Once you’ve imported your data the Query Editor provides numerous options for data transformation from the built-in menus. Using only the menu tools available you can promote your first row to header, remove or add columns, split columns in various ways (by various delimiters, size, or number of characters), pivot and unpivot data, and group and dedupe your data. Microsoft has a great overview of the Query Editor functionality on the Power BI Blog.

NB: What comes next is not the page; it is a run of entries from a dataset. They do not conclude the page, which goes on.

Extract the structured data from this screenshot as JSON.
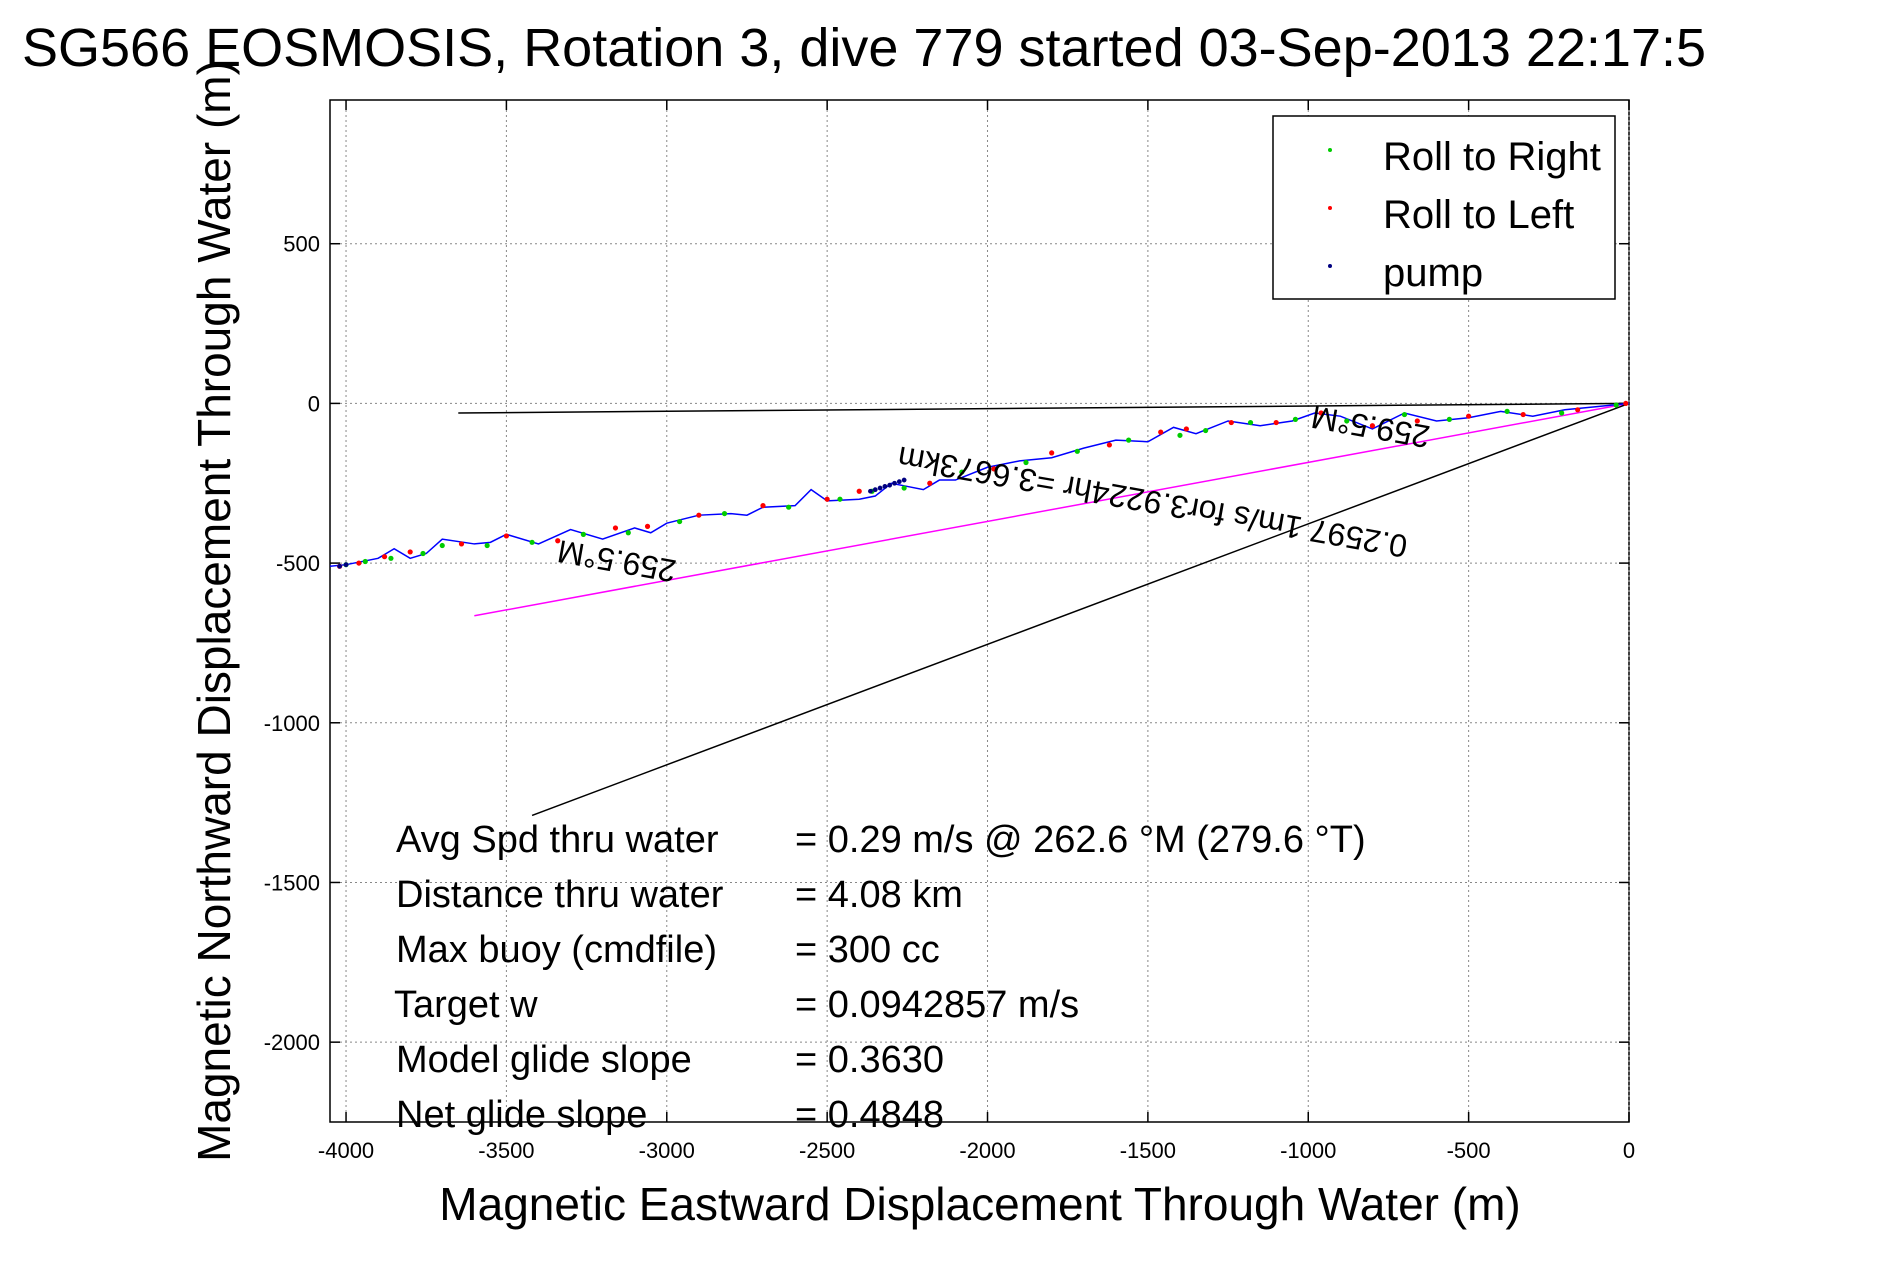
{
  "chart_data": {
    "type": "scatter",
    "title": "SG566 EOSMOSIS, Rotation 3, dive 779 started 03-Sep-2013 22:17:5",
    "xlabel": "Magnetic Eastward Displacement Through Water (m)",
    "ylabel": "Magnetic Northward Displacement Through Water (m)",
    "xlim": [
      -4050,
      0
    ],
    "ylim": [
      -2250,
      950
    ],
    "xticks": [
      -4000,
      -3500,
      -3000,
      -2500,
      -2000,
      -1500,
      -1000,
      -500,
      0
    ],
    "xtick_labels": [
      "-4000",
      "-3500",
      "-3000",
      "-2500",
      "-2000",
      "-1500",
      "-1000",
      "-500",
      "0"
    ],
    "yticks": [
      500,
      0,
      -500,
      -1000,
      -1500,
      -2000
    ],
    "ytick_labels": [
      "500",
      "0",
      "-500",
      "-1000",
      "-1500",
      "-2000"
    ],
    "grid": true,
    "legend": {
      "placement": "top-right",
      "entries": [
        {
          "label": "Roll to Right",
          "color": "#00cc00"
        },
        {
          "label": "Roll to Left",
          "color": "#ff0000"
        },
        {
          "label": "pump",
          "color": "#000080"
        }
      ]
    },
    "track": {
      "color": "#0000ff",
      "x": [
        0,
        -100,
        -200,
        -300,
        -400,
        -500,
        -600,
        -700,
        -800,
        -850,
        -900,
        -980,
        -1050,
        -1150,
        -1250,
        -1350,
        -1420,
        -1500,
        -1600,
        -1700,
        -1800,
        -1900,
        -2000,
        -2100,
        -2150,
        -2200,
        -2250,
        -2300,
        -2350,
        -2400,
        -2500,
        -2550,
        -2600,
        -2700,
        -2750,
        -2800,
        -2900,
        -3000,
        -3050,
        -3100,
        -3200,
        -3300,
        -3400,
        -3500,
        -3550,
        -3600,
        -3700,
        -3750,
        -3800,
        -3850,
        -3900,
        -4000,
        -4050
      ],
      "y": [
        0,
        -10,
        -20,
        -40,
        -25,
        -45,
        -55,
        -30,
        -80,
        -60,
        -40,
        -30,
        -55,
        -70,
        -55,
        -95,
        -75,
        -120,
        -115,
        -140,
        -170,
        -180,
        -200,
        -240,
        -240,
        -270,
        -260,
        -250,
        -290,
        -300,
        -305,
        -270,
        -320,
        -325,
        -350,
        -345,
        -350,
        -375,
        -405,
        -390,
        -425,
        -395,
        -440,
        -410,
        -435,
        -440,
        -425,
        -470,
        -485,
        -455,
        -485,
        -505,
        -510
      ]
    },
    "roll_right": {
      "x": [
        -40,
        -210,
        -380,
        -560,
        -700,
        -880,
        -1040,
        -1180,
        -1320,
        -1400,
        -1560,
        -1720,
        -1880,
        -2080,
        -2260,
        -2360,
        -2460,
        -2620,
        -2820,
        -2960,
        -3120,
        -3260,
        -3420,
        -3560,
        -3700,
        -3760,
        -3860,
        -3940,
        -4000
      ],
      "y": [
        -5,
        -30,
        -25,
        -50,
        -35,
        -55,
        -50,
        -60,
        -85,
        -100,
        -115,
        -150,
        -185,
        -215,
        -265,
        -275,
        -300,
        -325,
        -345,
        -370,
        -405,
        -410,
        -435,
        -445,
        -445,
        -470,
        -485,
        -495,
        -505
      ]
    },
    "roll_left": {
      "x": [
        -10,
        -160,
        -330,
        -500,
        -660,
        -800,
        -960,
        -1100,
        -1240,
        -1380,
        -1460,
        -1620,
        -1800,
        -1980,
        -2180,
        -2400,
        -2500,
        -2700,
        -2900,
        -3060,
        -3160,
        -3340,
        -3500,
        -3640,
        -3800,
        -3880,
        -3960,
        -4020
      ],
      "y": [
        0,
        -20,
        -35,
        -40,
        -55,
        -70,
        -30,
        -60,
        -60,
        -80,
        -90,
        -130,
        -155,
        -205,
        -250,
        -275,
        -300,
        -320,
        -350,
        -385,
        -390,
        -430,
        -415,
        -440,
        -465,
        -480,
        -500,
        -510
      ]
    },
    "pump": {
      "x": [
        -2260,
        -2275,
        -2290,
        -2305,
        -2320,
        -2335,
        -2350,
        -2365,
        -4020,
        -4000
      ],
      "y": [
        -240,
        -245,
        -250,
        -256,
        -260,
        -265,
        -270,
        -275,
        -510,
        -505
      ]
    },
    "lines": [
      {
        "name": "",
        "color": "#000000",
        "x": [
          0,
          -3650
        ],
        "y": [
          0,
          -30
        ]
      },
      {
        "name": "",
        "color": "#ff00ff",
        "x": [
          0,
          -3600
        ],
        "y": [
          0,
          -665
        ]
      },
      {
        "name": "",
        "color": "#000000",
        "x": [
          0,
          -3420
        ],
        "y": [
          0,
          -1290
        ]
      }
    ],
    "annotations": [
      {
        "text": "259.5°M",
        "x": -800,
        "y": -40,
        "rotate": 190
      },
      {
        "text": "0.2597 1m/s for3.9224hr =3.6673km",
        "x": -1480,
        "y": -275,
        "rotate": 190
      },
      {
        "text": "259.5°M",
        "x": -3150,
        "y": -460,
        "rotate": 190
      }
    ],
    "stats": [
      {
        "label": "Avg Spd thru water",
        "value": "=  0.29 m/s @ 262.6 °M (279.6 °T)"
      },
      {
        "label": "Distance thru water",
        "value": "=  4.08 km"
      },
      {
        "label": "Max buoy (cmdfile)",
        "value": "= 300 cc"
      },
      {
        "label": "Target w",
        "value": "= 0.0942857 m/s"
      },
      {
        "label": "Model glide slope",
        "value": "= 0.3630"
      },
      {
        "label": "Net glide slope",
        "value": "= 0.4848"
      }
    ]
  }
}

For all the die-hard Excel users out there, you should be familiar with the basic functionality available through Power Query in Excel; it’s virtually identical in Power BI, making the transition from Excel to Power BI seamless. For a great overview tutorial on using Power Query and the Query Editor, check out this video (the demonstration is shown in Excel, but again, the experience is very similar in Power BI).
Give me an M
If you want to go beyond the functionality of the built-in tools, you’ll need to learn M, or the language formerly known as the Power Query Formula Language. Most users will only use M indirectly via the Query Editor, but the code can be viewed and edited via the Advanced Editor. M is a mashup query language. According to the MSDN Power Query M Reference page, “The Power Query M formula language is optimized for building highly flexible data mashup queries.” Learning M is worth the effort for any Power BI user as it greatly expands one’s data wrangling and transformative capabilities. But don’t take my word for it. At the June 2017 Microsoft Data Insights Summit, in Seattle, Matt Masson explained how to use M to create a custom data connector, and Paul Turley and Brian Grant discussed advanced data transformation using M. If they can’t sell you on the benefits of learning M, nothing I can say will sway you.
For a thorough introduction to M, I recommend another lecture by Matt Masson, Deep Dive into Power Query Formula Language. (He references versions of this talk in the previous video.) Once you’ve explored the basics, the Power Query M Reference page offers a comprehensive overview of the language, including a function reference and a downloadable pdf of the Power Query Language Specification.